From that point, Mary uses this bias against her to her advantage. She knows that everyone in town, including her husband's fellow police officers, views her as a sweet and simple woman, and so she continues to play this part. She fixes her makeup, puts on a happy smile, and goes to the grocery store feigning a need for potatoes and peas for her beloved husband's dinner. She makes small talk with the grocer to establish an alibi. She then goes home and calls the police to say that she had just come home to find her husband dead.

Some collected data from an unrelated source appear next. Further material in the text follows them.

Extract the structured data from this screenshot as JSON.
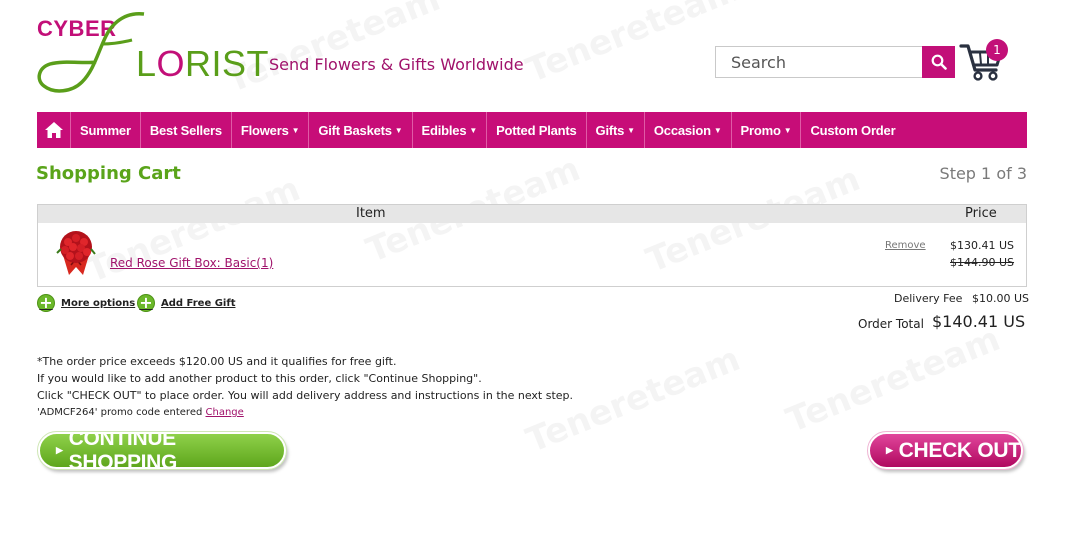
{
  "brand": {
    "logo_top": "CYBER",
    "logo_bottom_pre": "L",
    "logo_bottom_o": "O",
    "logo_bottom_post": "RIST",
    "tagline": "Send Flowers & Gifts Worldwide",
    "primary_color": "#c70d78",
    "green_color": "#5aa41a"
  },
  "search": {
    "placeholder": "Search"
  },
  "cart": {
    "count": "1"
  },
  "nav": {
    "items": [
      {
        "label": "Summer",
        "dropdown": false
      },
      {
        "label": "Best Sellers",
        "dropdown": false
      },
      {
        "label": "Flowers",
        "dropdown": true
      },
      {
        "label": "Gift Baskets",
        "dropdown": true
      },
      {
        "label": "Edibles",
        "dropdown": true
      },
      {
        "label": "Potted Plants",
        "dropdown": false
      },
      {
        "label": "Gifts",
        "dropdown": true
      },
      {
        "label": "Occasion",
        "dropdown": true
      },
      {
        "label": "Promo",
        "dropdown": true
      },
      {
        "label": "Custom Order",
        "dropdown": false
      }
    ]
  },
  "page": {
    "title": "Shopping Cart",
    "step": "Step 1 of 3"
  },
  "table": {
    "headers": {
      "item": "Item",
      "price": "Price"
    },
    "row": {
      "product_name": "Red Rose Gift Box: Basic(1)",
      "remove_label": "Remove",
      "price": "$130.41 US",
      "original_price": "$144.90 US"
    }
  },
  "options": {
    "more": "More options",
    "gift": "Add Free Gift"
  },
  "summary": {
    "fee_label": "Delivery Fee",
    "fee_value": "$10.00 US",
    "total_label": "Order Total",
    "total_value": "$140.41 US"
  },
  "notes": {
    "line1": "*The order price exceeds $120.00 US and it qualifies for free gift.",
    "line2": "If you would like to add another product to this order, click \"Continue Shopping\".",
    "line3": "Click \"CHECK OUT\" to place order. You will add delivery address and instructions in the next step.",
    "promo": "'ADMCF264' promo code entered",
    "change_label": "Change"
  },
  "buttons": {
    "continue": "CONTINUE SHOPPING",
    "checkout": "CHECK OUT"
  },
  "watermark": "Tenereteam"
}
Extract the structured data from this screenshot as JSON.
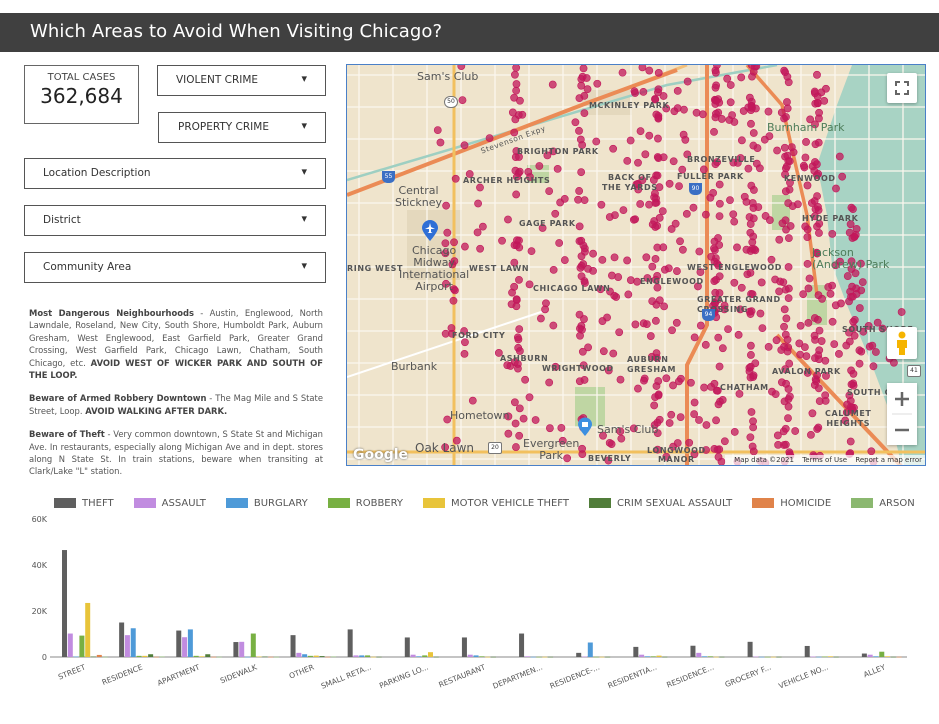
{
  "header": {
    "title": "Which Areas to Avoid When Visiting Chicago?"
  },
  "kpi": {
    "label": "TOTAL CASES",
    "value": "362,684"
  },
  "filters": {
    "violent_crime": {
      "label": "VIOLENT CRIME",
      "chevron": "▾"
    },
    "property_crime": {
      "label": "PROPERTY CRIME",
      "chevron": "▾"
    },
    "location_description": {
      "label": "Location Description",
      "chevron": "▾"
    },
    "district": {
      "label": "District",
      "chevron": "▾"
    },
    "community_area": {
      "label": "Community Area",
      "chevron": "▾"
    }
  },
  "notes": [
    {
      "heading": "Most Dangerous Neighbourhoods",
      "body": " - Austin, Englewood, North Lawndale, Roseland, New City, South Shore, Humboldt Park, Auburn Gresham, West Englewood, East Garfield Park, Greater Grand Crossing, West Garfield Park, Chicago Lawn, Chatham, South Chicago, etc. ",
      "emphasis": "AVOID WEST OF WICKER PARK AND SOUTH OF THE LOOP."
    },
    {
      "heading": "Beware of Armed Robbery Downtown",
      "body": " - The Mag Mile and S State Street, Loop. ",
      "emphasis": "AVOID WALKING AFTER DARK."
    },
    {
      "heading": "Beware of Theft",
      "body": " - Very common downtown, S State St and Michigan Ave. In restaurants, especially along Michigan Ave and in dept. stores along N State St. In train stations, beware when transiting at Clark/Lake \"L\" station.",
      "emphasis": ""
    }
  ],
  "map": {
    "labels": {
      "sams_club_top": "Sam's Club",
      "mckinley_park": "MCKINLEY PARK",
      "burnham_park": "Burnham Park",
      "stevenson_expy": "Stevenson Expy",
      "brighton_park": "BRIGHTON PARK",
      "archer_heights": "ARCHER HEIGHTS",
      "back_of_the_yards": "BACK OF\nTHE YARDS",
      "bronzeville": "BRONZEVILLE",
      "fuller_park": "FULLER PARK",
      "kenwood": "KENWOOD",
      "central_stickney": "Central\nStickney",
      "gage_park": "GAGE PARK",
      "hyde_park": "HYDE PARK",
      "chicago_midway": "Chicago\nMidway\nInternational\nAirport",
      "garfield_ridge": "RING WEST",
      "west_lawn": "WEST LAWN",
      "west_englewood": "WEST ENGLEWOOD",
      "chicago_lawn": "CHICAGO LAWN",
      "jackson_park": "Jackson\n(Andrew) Park",
      "englewood": "ENGLEWOOD",
      "greater_grand_crossing": "GREATER GRAND\nCROSSING",
      "south_shore": "SOUTH SHORE",
      "ford_city": "FORD CITY",
      "ashburn": "ASHBURN",
      "auburn_gresham": "AUBURN\nGRESHAM",
      "avalon_park": "AVALON PARK",
      "burbank": "Burbank",
      "wrightwood": "WRIGHTWOOD",
      "chatham": "CHATHAM",
      "south_chicago": "SOUTH CH",
      "calumet_heights": "CALUMET\nHEIGHTS",
      "hometown": "Hometown",
      "sams_club_bottom": "Sam's Club",
      "oak_lawn": "Oak Lawn",
      "evergreen_park": "Evergreen\nPark",
      "beverly": "BEVERLY",
      "longwood_manor": "LONGWOOD\nMANOR"
    },
    "shields": [
      "50",
      "55",
      "90",
      "94",
      "41",
      "20"
    ],
    "google_logo": "Google",
    "attribution": {
      "map_data": "Map data ©2021",
      "terms": "Terms of Use",
      "report": "Report a map error"
    },
    "marker_color": "#c2185b"
  },
  "legend": [
    {
      "name": "THEFT",
      "color": "#5f5f5f"
    },
    {
      "name": "ASSAULT",
      "color": "#c18ce0"
    },
    {
      "name": "BURGLARY",
      "color": "#4e9ad8"
    },
    {
      "name": "ROBBERY",
      "color": "#78b043"
    },
    {
      "name": "MOTOR VEHICLE THEFT",
      "color": "#e8c43a"
    },
    {
      "name": "CRIM SEXUAL ASSAULT",
      "color": "#517d3a"
    },
    {
      "name": "HOMICIDE",
      "color": "#e0834a"
    },
    {
      "name": "ARSON",
      "color": "#8bb870"
    }
  ],
  "chart_data": {
    "type": "bar",
    "title": "",
    "xlabel": "",
    "ylabel": "",
    "ylim": [
      0,
      60000
    ],
    "yticks": [
      "0",
      "20K",
      "40K",
      "60K"
    ],
    "grid": false,
    "legend_position": "top",
    "categories": [
      "STREET",
      "RESIDENCE",
      "APARTMENT",
      "SIDEWALK",
      "OTHER",
      "SMALL RETA...",
      "PARKING LO...",
      "RESTAURANT",
      "DEPARTMEN...",
      "RESIDENCE-...",
      "RESIDENTIA...",
      "RESIDENCE...",
      "GROCERY F...",
      "VEHICLE NO...",
      "ALLEY"
    ],
    "series": [
      {
        "name": "THEFT",
        "values": [
          46500,
          15000,
          11500,
          6500,
          9500,
          12000,
          8500,
          8500,
          10200,
          1800,
          4400,
          4900,
          6600,
          4800,
          1500
        ]
      },
      {
        "name": "ASSAULT",
        "values": [
          10200,
          9500,
          8600,
          6600,
          1800,
          700,
          1000,
          1000,
          300,
          200,
          1000,
          1800,
          200,
          200,
          1000
        ]
      },
      {
        "name": "BURGLARY",
        "values": [
          200,
          12500,
          12000,
          100,
          1200,
          700,
          300,
          700,
          100,
          6300,
          300,
          300,
          100,
          100,
          300
        ]
      },
      {
        "name": "ROBBERY",
        "values": [
          9300,
          500,
          500,
          10200,
          500,
          700,
          700,
          300,
          100,
          100,
          300,
          300,
          100,
          200,
          2300
        ]
      },
      {
        "name": "MOTOR VEHICLE THEFT",
        "values": [
          23500,
          500,
          300,
          200,
          600,
          100,
          2100,
          100,
          100,
          100,
          600,
          100,
          100,
          300,
          300
        ]
      },
      {
        "name": "CRIM SEXUAL ASSAULT",
        "values": [
          200,
          1200,
          1200,
          200,
          400,
          100,
          100,
          100,
          100,
          100,
          100,
          100,
          100,
          100,
          100
        ]
      },
      {
        "name": "HOMICIDE",
        "values": [
          900,
          100,
          100,
          100,
          100,
          0,
          0,
          0,
          0,
          0,
          0,
          0,
          0,
          0,
          100
        ]
      },
      {
        "name": "ARSON",
        "values": [
          100,
          200,
          100,
          100,
          200,
          0,
          0,
          0,
          0,
          0,
          0,
          0,
          0,
          0,
          0
        ]
      }
    ]
  }
}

Mary continues to play this part while the police are searching her house for evidence. When the first officer entered her home, "she fell right into Jack Noonan's arms, weeping hysterically." There is another bias at play here because she knows these men, and immediately reminds them of this by reacting in such a familiar way when they arrive. She continues to play the victim, weeping while feigning frailty and illness. One officer, completely convinced by her charade, asks, "if she wouldn't rather go somewhere else, to her sister's house perhaps, or to his own wife who would take care of her and put her up for the night." Instead of questioning her, they care for her, because it is the way that they have been trained to treat a delicate woman, especially a grieving widow. It is because of these biases and stereotypes that Mary is able to get away with her crime; it is impossible for these men to imagine this stereotypical housewife committing any sort of violent crime.